別院べついんのツレのところに行くって言ってたから、別院まで探しに行った」


 美嘉ちゃんのところに行くと言って部屋を出ていた。


「何もしない。って話をしてたの」


「エッチのこと?」


 そうだよ。ジュンは何もしていない、と言うより何もしてくれない。


「シャブさ……食うと勃たねぇんだ。でもミナが好きだよ。急に出て行くから追いかけたし充電が切れたから充電器も買った」


「美嘉ちゃんと話し込んでて電話に出れなかったんだよ」


「俺がこんなんだで、他の奴とやっとるんだろうなと思ってた」


「一度もやってないよ」


 さっきもやってた。


 夜。ご飯に行って、部屋に戻ってきてジュンとやる雰囲気になった。本当にジュンはイかなかった。ジュンのペニスをいつまでもしゃぶっていた。もう疲れた。


「しゃぶってよ……」


 意識があるかないか分からないジュンの声がした。もう何も出来なかった。セミダブルのベッドは狭かった。真ん中に大の字になるジュンを避けるように横になった。窮屈で苦しかった。私は泣きながら横たわっていた。

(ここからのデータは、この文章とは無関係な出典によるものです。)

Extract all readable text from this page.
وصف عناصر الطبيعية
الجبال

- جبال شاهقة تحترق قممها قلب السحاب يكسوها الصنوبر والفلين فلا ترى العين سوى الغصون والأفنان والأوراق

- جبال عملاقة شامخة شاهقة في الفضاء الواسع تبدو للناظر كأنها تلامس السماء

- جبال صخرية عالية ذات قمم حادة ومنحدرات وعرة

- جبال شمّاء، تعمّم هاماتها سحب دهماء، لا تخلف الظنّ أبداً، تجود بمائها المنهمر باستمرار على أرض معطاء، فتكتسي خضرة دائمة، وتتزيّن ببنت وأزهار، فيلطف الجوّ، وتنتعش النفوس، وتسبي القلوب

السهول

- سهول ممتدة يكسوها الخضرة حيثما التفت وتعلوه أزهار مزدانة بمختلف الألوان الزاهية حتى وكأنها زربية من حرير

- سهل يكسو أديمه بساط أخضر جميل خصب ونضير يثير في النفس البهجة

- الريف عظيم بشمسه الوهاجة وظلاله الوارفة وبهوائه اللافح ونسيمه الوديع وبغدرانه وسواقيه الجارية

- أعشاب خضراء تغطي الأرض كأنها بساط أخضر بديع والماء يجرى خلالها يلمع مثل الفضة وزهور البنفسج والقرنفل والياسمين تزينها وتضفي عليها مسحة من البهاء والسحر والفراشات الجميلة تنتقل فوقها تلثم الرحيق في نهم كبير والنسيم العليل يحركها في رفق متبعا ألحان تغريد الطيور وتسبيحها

 いつ朝が来たのかも、夜が来たのかも分からない。無断欠勤。着信の嵐。私は店に出かけた。でももう仕事をするつもりはなかった。


「どうしたいの」


 年下の店長に訊かれる。バンスのない私は部屋さえ引き払えば簡単に店を辞めれた。夜はホストクラブに出かけた。久しぶりに飲み続けた。酔ってボックスに横になった私の財布から勝手に支払いがされていた。五万しか引かれていなかった。良かった。


 午前四時。CBCの建物の向こうの瓦町を想いながらナツの携帯にワン切りした。特に用事がなくても気にかかる相手にワンコールして着信を残すのが流行っていた。眠っていると思っていたナツからすぐに着信があった。それはワンコールで消えた。


 ありがとう。さようなら。ナツ。





 部屋を引き払うと言うと、ジュンと言い争いになった。結局ジュンはエルカミーノに乗って出て行ってしまった。どんなに電話をかけても出てくれない代わりにメールでは喧嘩が続いていた。ジュンを捨てたい訳ではなかったけれど、やっぱり彼のメールが言う通り、私はジュンを捨てたのだろう。


 エルカミーノは戻って来なかった。ジュンとは落ち着いて話が出来た。車の名変のための住民票をジュンに渡した。


「俺たちやりなおせないかな」


 ジュンの首筋にキスマークが見えた。


「無理だよ」


 綺麗な雨の色をしたピックアップトラックに別れを告げた。





 私は大須に戻って先輩の店で働かせてもらっていた。カウンターに座る酔っ払いの相手はヘルスの仕事より数倍も楽だった。いろんな客がいた。女も男も。いろんな話を聞いた。


 そして私も自分の話を書いた。最初はブログで。『は』を『ゎ』と書くような文だったけれど読んでくれる人たちがいた。私は書くことを勉強した。


 私が書いていることを知って原稿用紙と広辞苑をくれた人がいた。先輩の店の常連の男の人だった。





 私は今、自分の物語を書いている。